Un almuerzo con Enrique San Francisco

 

«Sólo tengo envidia

de Ortega y Gasset»  

JUAN CRUZ  

El País    

«Llamó la tronca». Dijo, se metió el móvil en el bolsillo, y salió arreando. En la mesa quedaba un suculento plato de verduras ahumadas sobre crema de zanahorias asadas; el plato estaba vacío, pero en el recipiente hirviendo el cocinero Andrés Madrigal le había servido esa delicia.  

El actor supo dejar la droga tras la bronca de Fernán-Gómez y la ayuda de su madre 

Pero a Enrique San Francisco le surgió una urgencia, y allí nos dejó, a la mitad del almuerzo. El camarero nos dijo: «Vaya usted comiendo. El hombre abandonó el edificio». Pues seguimos comiendo.

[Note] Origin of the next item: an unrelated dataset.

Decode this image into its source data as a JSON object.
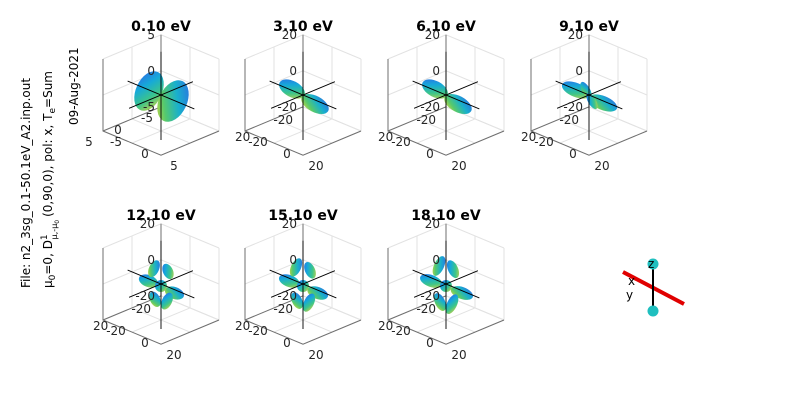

Llegó el productor de El enfermo imaginario, la obra de Molière que estrena estos días en el teatro Figaro-Adolfo Marsillach. Cómo, no es posible. Era posible: allí estaba su cerveza, poniéndose tibia, porque Enrique San Francisco sólo toma cerveza. 

Volvió. Había sucedido un imprevisto: a la tronca se le había calado el coche y él se fue, raudo, en su ayuda. «Me ayudaron unos cuantos troncos, pero vengo sudando. Perdona». 

Perdonado. Antes habíamos hablado de Molière. Él no es hipocondriaco, de modo que se identifica con El enfermo imaginario tan sólo porque es el actor, «y ahí te tienes que volcar. ¡Tienes que ser el enfermo imaginario por cojones!». Ahora, lo que le da un poco de yuyu es que Molière murió en escena ¡tal día como hoy! (17 de febrero de 1673) representando esta obra y vestido de morado. «¡Con no vestirme de morado tengo bastante!». 

Es muy simpático; resolvió esa ausencia por la llamada de su compañera como si cada día le ocurrieran cosas así, y volvió a la conversación por donde estábamos. Hablábamos de la envidia, un alimento habitual en su oficio. «Pues yo no siento envidia sino por Ortega y Gasset». Su vida, que cuando era un chico de 20 años estuvo atravesada por sustancias «que nunca tenía que haber tomado», conoció pronto la cura de humildad. «Hubo dos curas, en realidad. La primera, cuando volví a rodar, cuatro años después del desastre. Ya había hecho de protagonista, pues regresé sirviéndole café a Alfredo Landa y diciendo tan sólo una línea: ‘Su café, señor». 

Y la otra cura se la proporcionó su maestro Fernando Fernán-Gómez. Rodaban El pícaro. Y él llegó al escenario «cargado hasta arriba de porros». Fernán-Gómez rodó las escenas, «y cuando me puse a mirar en casa el capítulo supe que me había doblado, ¡lo peor que se le puede hacer a un actor!». Mientras se reponía del susto, le llamó el maestro: «Para que sepas que hay que ser más formal». 

De aquellos desvaríos que terminaron bien (y cuya conclusión él cifra en aquella línea modesta, «Su café, señor»), se repuso con mucha voluntad. «Estuve cuatro años en el gimnasio, poniéndome cachas, haciendo squash». ¿Y cómo se dio cuenta de que no podía seguir entre sustancias tóxicas? «Un día mi madre me vio tirado y me dijo: ‘Prefiero que te mueras a ayudarte más». Y la madre le salvó la vida. 

Come bien Enrique San Francisco, con apetito. Él prefiere cosas simples. En la vida también. Y en el teatro es el enfermo imaginario porque lo manda el guión. Él se siente más saludable que nunca. Tanto que, a los 54 años, volvió a arrancar el coche de la tronca con la fuerza de un chiquillo. A pesar del tabaco excesivo está fuerte Quique. Y feliz.